Franchisee activists hoping for a new dawn in franchise regulation will be disappointed by the competition watchdog’s decision not to prosecute bakery franchise Bakers Delight in relation to unconscionable conduct allegations.
The Australian Competition and Consumer Commission announced yesterday that it had concluded its investigations into allegations that Bakers Delight engaged in misleading and deceptive and unconscionable conduct towards franchisees in operating its franchise system.
“Having conducted an in-depth investigation, including analysing a large amount of documentary evidence and conducting a number of detailed interviews with various witnesses, the ACCC has decided not to take any further action,” said a statement from the ACCC.
However, the ACCC is holding “continuing discussions with Bakers Delight with a view to ensuring its trade practices law compliance procedures and complaint handling processes are best placed to deal with issues that might arise in the future”.
A number of franchisees had alleged Bakers Delight had been churning (selling franchises destined to fail and then reselling them to others) and collusion with banks, including that Bakers Delight shared information about a franchisee with a bank which led to losses being suffered.
These allegations were made public last March when the Liberal member for Gilmore and then government whip, Joanna Gash, told the House of Representatives that she had been given information “that suggests the principals of the franchisors of Bakers Delight engaged in practices that I can only describe as not only dishonest but possibly criminal”.
But the ACCC was unconvinced. “It should not be assumed that where there is smoke there is always fire,” ACCC Chairman, Graeme Samuel, said in a statement. “The ACCC is experienced in testing matters raised with it and often its investigations lead it to the conclusion that those matters cannot be substantiated or should not be pursued further.”
The fact that the ACCC has taken the unusual step of making a public statement about its decision not to take further action reflects the pressure the ACCC has been under to get tough on franchisors.
“This said,” said Samuel, “given the bargaining disadvantage franchisees and other small businesses often find themselves in, where the ACCC forms the view that there is evidence supporting a claim that a franchisor has behaved unconscionably or in a systematic misleading manner, it will take action.”
Hopes of a more activist ACCC were raised in March when the ACCC commenced proceedings against 170-store franchised telecommunications retailer Allphones for unconscionable conduct.
Cher Borradale, a former franchisee who has been a loud critic of franchise regulation and a lack of will from the ACCC to take action against rogue franchisors, is disappointed with its decision in the Bakers Delight case.
She believes the lack of action is a question of a lack of funding. “[The ACCC] deliver spin but they won’t come out and admit the complaint should be pursued, that they don’t have the funds,” she says.
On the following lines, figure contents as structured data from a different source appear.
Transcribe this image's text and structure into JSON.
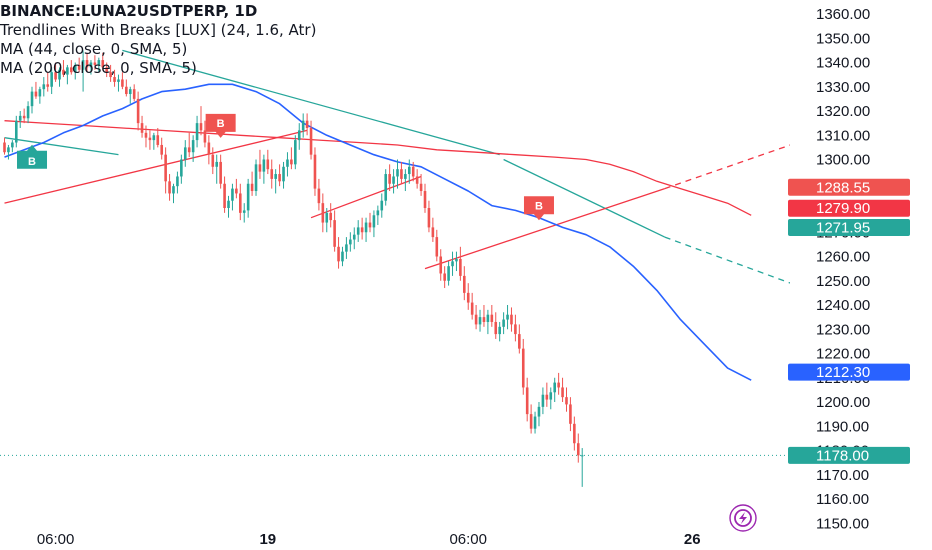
{
  "legend": {
    "symbol": "BINANCE:LUNA2USDTPERP, 1D",
    "indicators": [
      "Trendlines With Breaks [LUX] (24, 1.6, Atr)",
      "MA (44, close, 0, SMA, 5)",
      "MA (200, close, 0, SMA, 5)"
    ]
  },
  "colors": {
    "up": "#26a69a",
    "down": "#ef5350",
    "ma44": "#2962ff",
    "ma200": "#f23645",
    "trend_upper": "#26a69a",
    "trend_lower": "#f23645",
    "axis_text": "#131722",
    "logo": "#9c27b0"
  },
  "chart_data": {
    "type": "candlestick",
    "ylim": [
      1150,
      1360
    ],
    "yticks": [
      "1360.00",
      "1350.00",
      "1340.00",
      "1330.00",
      "1320.00",
      "1310.00",
      "1300.00",
      "1290.00",
      "1280.00",
      "1270.00",
      "1260.00",
      "1250.00",
      "1240.00",
      "1230.00",
      "1220.00",
      "1210.00",
      "1200.00",
      "1190.00",
      "1180.00",
      "1170.00",
      "1160.00",
      "1150.00"
    ],
    "xticks": [
      {
        "label": "06:00",
        "bar": 13
      },
      {
        "label": "19",
        "bar": 67
      },
      {
        "label": "06:00",
        "bar": 118
      },
      {
        "label": "26",
        "bar": 175
      }
    ],
    "candles": [
      [
        1307,
        1309,
        1302,
        1303
      ],
      [
        1303,
        1306,
        1300,
        1305
      ],
      [
        1305,
        1308,
        1303,
        1307
      ],
      [
        1307,
        1318,
        1305,
        1316
      ],
      [
        1316,
        1320,
        1313,
        1318
      ],
      [
        1318,
        1321,
        1315,
        1317
      ],
      [
        1317,
        1324,
        1315,
        1322
      ],
      [
        1322,
        1330,
        1319,
        1328
      ],
      [
        1328,
        1332,
        1325,
        1326
      ],
      [
        1326,
        1330,
        1323,
        1329
      ],
      [
        1329,
        1334,
        1326,
        1331
      ],
      [
        1331,
        1336,
        1328,
        1330
      ],
      [
        1330,
        1338,
        1327,
        1336
      ],
      [
        1336,
        1340,
        1332,
        1333
      ],
      [
        1333,
        1338,
        1330,
        1337
      ],
      [
        1337,
        1341,
        1334,
        1335
      ],
      [
        1335,
        1339,
        1331,
        1338
      ],
      [
        1338,
        1341,
        1335,
        1336
      ],
      [
        1336,
        1340,
        1333,
        1339
      ],
      [
        1339,
        1342,
        1336,
        1337
      ],
      [
        1337,
        1345,
        1328,
        1341
      ],
      [
        1341,
        1344,
        1336,
        1338
      ],
      [
        1338,
        1341,
        1335,
        1340
      ],
      [
        1340,
        1343,
        1337,
        1339
      ],
      [
        1339,
        1342,
        1336,
        1341
      ],
      [
        1341,
        1344,
        1337,
        1338
      ],
      [
        1338,
        1340,
        1334,
        1336
      ],
      [
        1336,
        1339,
        1332,
        1334
      ],
      [
        1334,
        1337,
        1330,
        1332
      ],
      [
        1332,
        1335,
        1328,
        1333
      ],
      [
        1333,
        1336,
        1329,
        1330
      ],
      [
        1330,
        1333,
        1326,
        1327
      ],
      [
        1327,
        1330,
        1323,
        1329
      ],
      [
        1329,
        1331,
        1324,
        1325
      ],
      [
        1325,
        1328,
        1312,
        1315
      ],
      [
        1315,
        1318,
        1309,
        1311
      ],
      [
        1311,
        1314,
        1305,
        1309
      ],
      [
        1309,
        1312,
        1304,
        1308
      ],
      [
        1308,
        1311,
        1304,
        1310
      ],
      [
        1310,
        1313,
        1305,
        1306
      ],
      [
        1306,
        1309,
        1300,
        1302
      ],
      [
        1302,
        1305,
        1286,
        1291
      ],
      [
        1291,
        1294,
        1283,
        1286
      ],
      [
        1286,
        1290,
        1282,
        1289
      ],
      [
        1289,
        1295,
        1286,
        1293
      ],
      [
        1293,
        1302,
        1290,
        1300
      ],
      [
        1300,
        1308,
        1297,
        1305
      ],
      [
        1305,
        1311,
        1301,
        1303
      ],
      [
        1303,
        1310,
        1299,
        1308
      ],
      [
        1308,
        1318,
        1305,
        1315
      ],
      [
        1315,
        1322,
        1310,
        1312
      ],
      [
        1312,
        1316,
        1305,
        1307
      ],
      [
        1307,
        1310,
        1298,
        1302
      ],
      [
        1302,
        1305,
        1294,
        1297
      ],
      [
        1297,
        1302,
        1290,
        1299
      ],
      [
        1299,
        1302,
        1288,
        1290
      ],
      [
        1290,
        1293,
        1278,
        1280
      ],
      [
        1280,
        1285,
        1276,
        1283
      ],
      [
        1283,
        1290,
        1279,
        1288
      ],
      [
        1288,
        1292,
        1284,
        1286
      ],
      [
        1286,
        1290,
        1275,
        1278
      ],
      [
        1278,
        1282,
        1274,
        1279
      ],
      [
        1279,
        1292,
        1276,
        1290
      ],
      [
        1290,
        1295,
        1285,
        1287
      ],
      [
        1287,
        1300,
        1285,
        1298
      ],
      [
        1298,
        1304,
        1292,
        1295
      ],
      [
        1295,
        1302,
        1290,
        1300
      ],
      [
        1300,
        1304,
        1294,
        1296
      ],
      [
        1296,
        1300,
        1288,
        1292
      ],
      [
        1292,
        1296,
        1286,
        1294
      ],
      [
        1294,
        1298,
        1289,
        1291
      ],
      [
        1291,
        1299,
        1288,
        1297
      ],
      [
        1297,
        1303,
        1293,
        1300
      ],
      [
        1300,
        1305,
        1296,
        1298
      ],
      [
        1298,
        1310,
        1296,
        1308
      ],
      [
        1308,
        1315,
        1304,
        1312
      ],
      [
        1312,
        1319,
        1309,
        1316
      ],
      [
        1316,
        1319,
        1310,
        1313
      ],
      [
        1313,
        1316,
        1300,
        1302
      ],
      [
        1302,
        1305,
        1285,
        1288
      ],
      [
        1288,
        1292,
        1279,
        1282
      ],
      [
        1282,
        1286,
        1270,
        1274
      ],
      [
        1274,
        1280,
        1270,
        1278
      ],
      [
        1278,
        1282,
        1272,
        1275
      ],
      [
        1275,
        1279,
        1262,
        1264
      ],
      [
        1264,
        1268,
        1255,
        1258
      ],
      [
        1258,
        1264,
        1256,
        1262
      ],
      [
        1262,
        1268,
        1259,
        1265
      ],
      [
        1265,
        1270,
        1262,
        1267
      ],
      [
        1267,
        1272,
        1263,
        1269
      ],
      [
        1269,
        1275,
        1266,
        1272
      ],
      [
        1272,
        1276,
        1267,
        1270
      ],
      [
        1270,
        1276,
        1266,
        1274
      ],
      [
        1274,
        1278,
        1270,
        1272
      ],
      [
        1272,
        1279,
        1268,
        1277
      ],
      [
        1277,
        1281,
        1273,
        1279
      ],
      [
        1279,
        1286,
        1276,
        1283
      ],
      [
        1283,
        1296,
        1281,
        1294
      ],
      [
        1294,
        1298,
        1287,
        1290
      ],
      [
        1290,
        1296,
        1286,
        1293
      ],
      [
        1293,
        1300,
        1288,
        1296
      ],
      [
        1296,
        1299,
        1290,
        1292
      ],
      [
        1292,
        1296,
        1287,
        1294
      ],
      [
        1294,
        1300,
        1290,
        1297
      ],
      [
        1297,
        1299,
        1291,
        1293
      ],
      [
        1293,
        1296,
        1288,
        1290
      ],
      [
        1290,
        1294,
        1285,
        1287
      ],
      [
        1287,
        1290,
        1278,
        1280
      ],
      [
        1280,
        1283,
        1270,
        1272
      ],
      [
        1272,
        1276,
        1266,
        1268
      ],
      [
        1268,
        1271,
        1258,
        1260
      ],
      [
        1260,
        1263,
        1250,
        1253
      ],
      [
        1253,
        1256,
        1247,
        1250
      ],
      [
        1250,
        1258,
        1248,
        1256
      ],
      [
        1256,
        1262,
        1252,
        1258
      ],
      [
        1258,
        1262,
        1254,
        1259
      ],
      [
        1259,
        1264,
        1250,
        1252
      ],
      [
        1252,
        1256,
        1242,
        1245
      ],
      [
        1245,
        1249,
        1238,
        1241
      ],
      [
        1241,
        1245,
        1234,
        1236
      ],
      [
        1236,
        1240,
        1230,
        1232
      ],
      [
        1232,
        1238,
        1229,
        1235
      ],
      [
        1235,
        1240,
        1231,
        1233
      ],
      [
        1233,
        1238,
        1228,
        1236
      ],
      [
        1236,
        1240,
        1231,
        1233
      ],
      [
        1233,
        1237,
        1226,
        1228
      ],
      [
        1228,
        1233,
        1225,
        1231
      ],
      [
        1231,
        1237,
        1228,
        1234
      ],
      [
        1234,
        1240,
        1230,
        1236
      ],
      [
        1236,
        1239,
        1229,
        1232
      ],
      [
        1232,
        1236,
        1225,
        1228
      ],
      [
        1228,
        1232,
        1220,
        1222
      ],
      [
        1222,
        1226,
        1203,
        1206
      ],
      [
        1206,
        1210,
        1192,
        1195
      ],
      [
        1195,
        1199,
        1187,
        1189
      ],
      [
        1189,
        1196,
        1187,
        1194
      ],
      [
        1194,
        1200,
        1190,
        1198
      ],
      [
        1198,
        1206,
        1195,
        1203
      ],
      [
        1203,
        1208,
        1198,
        1201
      ],
      [
        1201,
        1206,
        1197,
        1204
      ],
      [
        1204,
        1210,
        1200,
        1208
      ],
      [
        1208,
        1212,
        1203,
        1206
      ],
      [
        1206,
        1210,
        1200,
        1202
      ],
      [
        1202,
        1206,
        1196,
        1199
      ],
      [
        1199,
        1202,
        1188,
        1191
      ],
      [
        1191,
        1194,
        1180,
        1183
      ],
      [
        1183,
        1187,
        1175,
        1178
      ],
      [
        1178,
        1181,
        1165,
        1178
      ]
    ],
    "ma44": [
      [
        0,
        1301
      ],
      [
        5,
        1304
      ],
      [
        10,
        1307
      ],
      [
        15,
        1311
      ],
      [
        20,
        1314
      ],
      [
        25,
        1318
      ],
      [
        30,
        1321
      ],
      [
        35,
        1325
      ],
      [
        40,
        1328
      ],
      [
        46,
        1329
      ],
      [
        52,
        1331
      ],
      [
        58,
        1331
      ],
      [
        64,
        1328
      ],
      [
        70,
        1323
      ],
      [
        76,
        1315
      ],
      [
        82,
        1310
      ],
      [
        88,
        1306
      ],
      [
        94,
        1302
      ],
      [
        100,
        1299
      ],
      [
        106,
        1297
      ],
      [
        112,
        1292
      ],
      [
        118,
        1287
      ],
      [
        124,
        1281
      ],
      [
        130,
        1279
      ],
      [
        136,
        1276
      ],
      [
        142,
        1272
      ],
      [
        148,
        1269
      ],
      [
        154,
        1264
      ],
      [
        160,
        1256
      ],
      [
        166,
        1246
      ],
      [
        172,
        1234
      ],
      [
        178,
        1224
      ],
      [
        184,
        1214
      ],
      [
        190,
        1209
      ]
    ],
    "ma200": [
      [
        0,
        1316
      ],
      [
        10,
        1315
      ],
      [
        20,
        1314
      ],
      [
        30,
        1313
      ],
      [
        40,
        1312
      ],
      [
        50,
        1311
      ],
      [
        60,
        1310
      ],
      [
        70,
        1309
      ],
      [
        80,
        1308
      ],
      [
        90,
        1307
      ],
      [
        100,
        1306
      ],
      [
        110,
        1304
      ],
      [
        120,
        1303
      ],
      [
        130,
        1302
      ],
      [
        140,
        1301
      ],
      [
        148,
        1300
      ],
      [
        154,
        1298
      ],
      [
        160,
        1295
      ],
      [
        166,
        1291
      ],
      [
        172,
        1288
      ],
      [
        178,
        1285
      ],
      [
        184,
        1282
      ],
      [
        190,
        1277
      ]
    ],
    "trendlines": [
      {
        "kind": "upper",
        "from": [
          0,
          1309
        ],
        "to": [
          29,
          1302
        ]
      },
      {
        "kind": "upper",
        "from": [
          30,
          1345
        ],
        "to": [
          126,
          1302
        ]
      },
      {
        "kind": "upper",
        "from": [
          127,
          1300
        ],
        "to": [
          168,
          1268
        ]
      },
      {
        "kind": "upper",
        "dashed": true,
        "from": [
          168,
          1268
        ],
        "to": [
          200,
          1249
        ]
      },
      {
        "kind": "lower",
        "from": [
          0,
          1282
        ],
        "to": [
          77,
          1312
        ]
      },
      {
        "kind": "lower",
        "from": [
          78,
          1276
        ],
        "to": [
          106,
          1293
        ]
      },
      {
        "kind": "lower",
        "from": [
          107,
          1255
        ],
        "to": [
          168,
          1288
        ]
      },
      {
        "kind": "lower",
        "dashed": true,
        "from": [
          168,
          1288
        ],
        "to": [
          200,
          1306
        ]
      }
    ],
    "signals": [
      {
        "label": "B",
        "type": "up",
        "bar": 7,
        "price": 1304
      },
      {
        "label": "B",
        "type": "down",
        "bar": 55,
        "price": 1311
      },
      {
        "label": "B",
        "type": "down",
        "bar": 136,
        "price": 1277
      }
    ],
    "price_labels": [
      {
        "text": "1288.55",
        "price": 1288.55,
        "color": "#ef5350"
      },
      {
        "text": "1279.90",
        "price": 1279.9,
        "color": "#f23645"
      },
      {
        "text": "1271.95",
        "price": 1271.95,
        "color": "#26a69a"
      },
      {
        "text": "1212.30",
        "price": 1212.3,
        "color": "#2962ff"
      },
      {
        "text": "1178.00",
        "price": 1178.0,
        "color": "#26a69a"
      }
    ],
    "last_price": 1178.0
  }
}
“Samuel’s remark about ‘smoke’ and ‘no fire’ is insulting to people who have lost so much and have been threatened so blatantly.”
A Bakers Delight company secretary said in a statement: “It’s in our best interest to work with and support our franchisees; it’s pivotal to the success of the entire network.”
The debate about further regulation in the franchising industry does not end here however. The SA and WA parliaments have both conducted inquiries into the franchising industry that are expected to report soon.